Steve Lombardozzi and Bryce Harper led off the contest with back-to-back home runs in the first inning — the first time in modern baseball history dating to 1900 that any pair of rookies had done so. But the Braves answered with an RBI double by Dan Uggla in the third and a two-run single in the fifth by Jason Heyward. That put an end to Gonzalez’s day after 42?3 innings and 91 pitches. He allowed three earned runs on seven hits and three walks with a season-low five strikeouts.

Meanwhile, Braves starter Tommy Hanson kept Washington off balance. He threw an efficient 84 pitches in seven innings. The Nats didn’t score after the back-to-back homers and managed just those two runs on six hits. Hanson didn’t walk a batter and struck out struck six.
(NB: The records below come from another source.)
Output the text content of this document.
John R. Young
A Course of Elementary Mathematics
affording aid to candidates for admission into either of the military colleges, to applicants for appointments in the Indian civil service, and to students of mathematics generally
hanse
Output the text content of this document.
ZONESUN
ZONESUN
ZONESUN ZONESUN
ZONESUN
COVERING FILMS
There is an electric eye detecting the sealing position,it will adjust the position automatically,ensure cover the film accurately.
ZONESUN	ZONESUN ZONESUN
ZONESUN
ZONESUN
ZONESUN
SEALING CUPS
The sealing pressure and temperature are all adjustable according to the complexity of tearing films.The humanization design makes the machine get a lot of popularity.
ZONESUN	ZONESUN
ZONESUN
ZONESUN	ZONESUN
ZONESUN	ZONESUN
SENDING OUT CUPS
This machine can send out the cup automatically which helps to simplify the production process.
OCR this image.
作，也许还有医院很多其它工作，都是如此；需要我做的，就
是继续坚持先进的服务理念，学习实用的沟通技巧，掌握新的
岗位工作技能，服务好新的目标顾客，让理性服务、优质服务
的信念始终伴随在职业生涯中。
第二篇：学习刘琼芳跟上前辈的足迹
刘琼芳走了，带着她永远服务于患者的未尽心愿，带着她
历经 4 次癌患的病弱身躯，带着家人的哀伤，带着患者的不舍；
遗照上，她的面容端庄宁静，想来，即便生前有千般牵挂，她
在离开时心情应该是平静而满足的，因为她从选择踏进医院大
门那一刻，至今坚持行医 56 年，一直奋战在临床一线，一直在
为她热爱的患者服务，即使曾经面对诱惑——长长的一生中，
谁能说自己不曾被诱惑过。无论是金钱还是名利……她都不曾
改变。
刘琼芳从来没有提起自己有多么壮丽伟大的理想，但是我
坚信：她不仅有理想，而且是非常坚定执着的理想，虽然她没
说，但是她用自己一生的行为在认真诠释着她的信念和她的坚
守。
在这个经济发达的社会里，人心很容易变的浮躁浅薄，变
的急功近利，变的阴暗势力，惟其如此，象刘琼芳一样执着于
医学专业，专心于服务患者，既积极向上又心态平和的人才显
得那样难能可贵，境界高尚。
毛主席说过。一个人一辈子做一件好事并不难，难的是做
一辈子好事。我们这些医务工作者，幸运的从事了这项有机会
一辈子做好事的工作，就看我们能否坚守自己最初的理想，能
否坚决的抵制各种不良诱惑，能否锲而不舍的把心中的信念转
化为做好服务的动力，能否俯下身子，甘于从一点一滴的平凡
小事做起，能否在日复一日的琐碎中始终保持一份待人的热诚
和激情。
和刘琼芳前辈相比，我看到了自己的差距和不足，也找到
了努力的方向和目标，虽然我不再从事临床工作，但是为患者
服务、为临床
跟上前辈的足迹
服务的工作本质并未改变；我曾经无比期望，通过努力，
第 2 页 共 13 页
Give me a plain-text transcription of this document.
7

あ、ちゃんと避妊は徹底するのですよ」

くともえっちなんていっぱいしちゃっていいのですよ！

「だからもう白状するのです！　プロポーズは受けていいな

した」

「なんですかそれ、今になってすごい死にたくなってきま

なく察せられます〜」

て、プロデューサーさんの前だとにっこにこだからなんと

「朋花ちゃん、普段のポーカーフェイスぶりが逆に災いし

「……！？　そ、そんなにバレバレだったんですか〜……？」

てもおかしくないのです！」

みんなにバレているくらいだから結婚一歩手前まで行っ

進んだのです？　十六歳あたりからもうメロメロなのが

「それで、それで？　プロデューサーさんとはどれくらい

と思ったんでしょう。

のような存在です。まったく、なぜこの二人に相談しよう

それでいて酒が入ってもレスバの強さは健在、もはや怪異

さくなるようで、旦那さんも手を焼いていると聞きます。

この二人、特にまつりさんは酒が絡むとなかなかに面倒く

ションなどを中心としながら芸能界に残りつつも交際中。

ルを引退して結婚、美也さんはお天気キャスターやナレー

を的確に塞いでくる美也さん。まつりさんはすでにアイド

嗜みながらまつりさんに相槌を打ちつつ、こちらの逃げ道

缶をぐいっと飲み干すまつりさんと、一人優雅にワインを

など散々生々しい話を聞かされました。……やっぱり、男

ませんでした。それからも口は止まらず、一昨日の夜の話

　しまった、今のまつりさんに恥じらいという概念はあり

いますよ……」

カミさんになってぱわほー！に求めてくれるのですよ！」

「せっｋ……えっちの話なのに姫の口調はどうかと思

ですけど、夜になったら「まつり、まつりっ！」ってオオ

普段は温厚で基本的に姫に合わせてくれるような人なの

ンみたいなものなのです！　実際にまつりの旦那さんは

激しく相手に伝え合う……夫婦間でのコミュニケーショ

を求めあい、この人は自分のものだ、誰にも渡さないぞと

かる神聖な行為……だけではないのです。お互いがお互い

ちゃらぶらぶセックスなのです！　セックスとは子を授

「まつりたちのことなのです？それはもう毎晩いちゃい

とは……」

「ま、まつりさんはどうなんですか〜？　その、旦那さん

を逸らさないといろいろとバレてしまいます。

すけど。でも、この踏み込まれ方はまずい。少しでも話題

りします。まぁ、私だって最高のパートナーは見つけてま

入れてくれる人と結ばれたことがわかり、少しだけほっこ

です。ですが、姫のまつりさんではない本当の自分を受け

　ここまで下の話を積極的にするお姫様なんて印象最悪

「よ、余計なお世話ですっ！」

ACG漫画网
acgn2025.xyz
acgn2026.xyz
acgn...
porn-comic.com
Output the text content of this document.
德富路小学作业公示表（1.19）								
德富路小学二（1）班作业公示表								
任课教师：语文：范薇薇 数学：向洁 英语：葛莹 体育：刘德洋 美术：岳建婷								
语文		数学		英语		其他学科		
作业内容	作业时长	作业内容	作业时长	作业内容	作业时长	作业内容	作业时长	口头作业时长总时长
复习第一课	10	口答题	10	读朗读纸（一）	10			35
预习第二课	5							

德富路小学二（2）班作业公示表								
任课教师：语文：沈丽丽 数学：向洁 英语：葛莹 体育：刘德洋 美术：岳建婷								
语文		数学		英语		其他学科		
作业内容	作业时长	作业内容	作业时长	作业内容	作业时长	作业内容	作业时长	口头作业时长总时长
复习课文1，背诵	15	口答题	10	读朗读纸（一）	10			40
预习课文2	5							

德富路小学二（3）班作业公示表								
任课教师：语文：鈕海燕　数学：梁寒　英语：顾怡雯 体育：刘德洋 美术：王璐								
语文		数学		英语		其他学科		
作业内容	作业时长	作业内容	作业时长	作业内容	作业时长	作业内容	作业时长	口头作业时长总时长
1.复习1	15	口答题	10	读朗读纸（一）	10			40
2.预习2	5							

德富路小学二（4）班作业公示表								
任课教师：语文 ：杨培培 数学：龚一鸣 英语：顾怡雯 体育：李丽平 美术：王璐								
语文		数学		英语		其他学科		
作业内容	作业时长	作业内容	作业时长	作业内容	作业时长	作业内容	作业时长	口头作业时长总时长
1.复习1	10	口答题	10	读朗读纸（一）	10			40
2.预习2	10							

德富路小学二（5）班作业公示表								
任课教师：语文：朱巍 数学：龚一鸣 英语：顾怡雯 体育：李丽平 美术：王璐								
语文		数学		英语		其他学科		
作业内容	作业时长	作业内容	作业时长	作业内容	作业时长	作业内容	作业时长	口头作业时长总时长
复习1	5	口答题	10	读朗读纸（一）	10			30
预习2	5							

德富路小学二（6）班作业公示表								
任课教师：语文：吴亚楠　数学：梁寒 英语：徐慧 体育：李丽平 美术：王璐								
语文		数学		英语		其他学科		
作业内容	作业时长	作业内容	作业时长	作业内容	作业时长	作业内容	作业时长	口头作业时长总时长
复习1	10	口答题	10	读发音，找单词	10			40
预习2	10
The Nats (30-22) produced a few chances. A one-out double by Danny Espinosa in the fourth led to nothing. Harper crushed a ball off the out-of-town scoreboard in right field with one out in the fifth but was caught trying to stretch the play into a triple. In the seventh, catcher Jesus Flores launched a ball to left that pinned Matt Diaz to the fence before he reached up at the last second to snag it.

In the eighth, Washington put runners at first and second with nobody out after a pair of walks. But Ryan Zimmermann hit into his eighth double play of the season. With Lombardozzi at third, Adam LaRoche flied out to deep left field. Atlanta closer Craig Kimbrel then struck out the side in the ninth to end it.

“Some of the guys were [in the dugout] saying, ‘We’re going to get you some runs.’ They were fighting,” Gonzalez said. “You see that kind of life that they want to compete and they’re going out there to get you a win. It’s a positive thing for me. I look at it like the good thing. When you hear something like that, it just makes your day a little bit better.”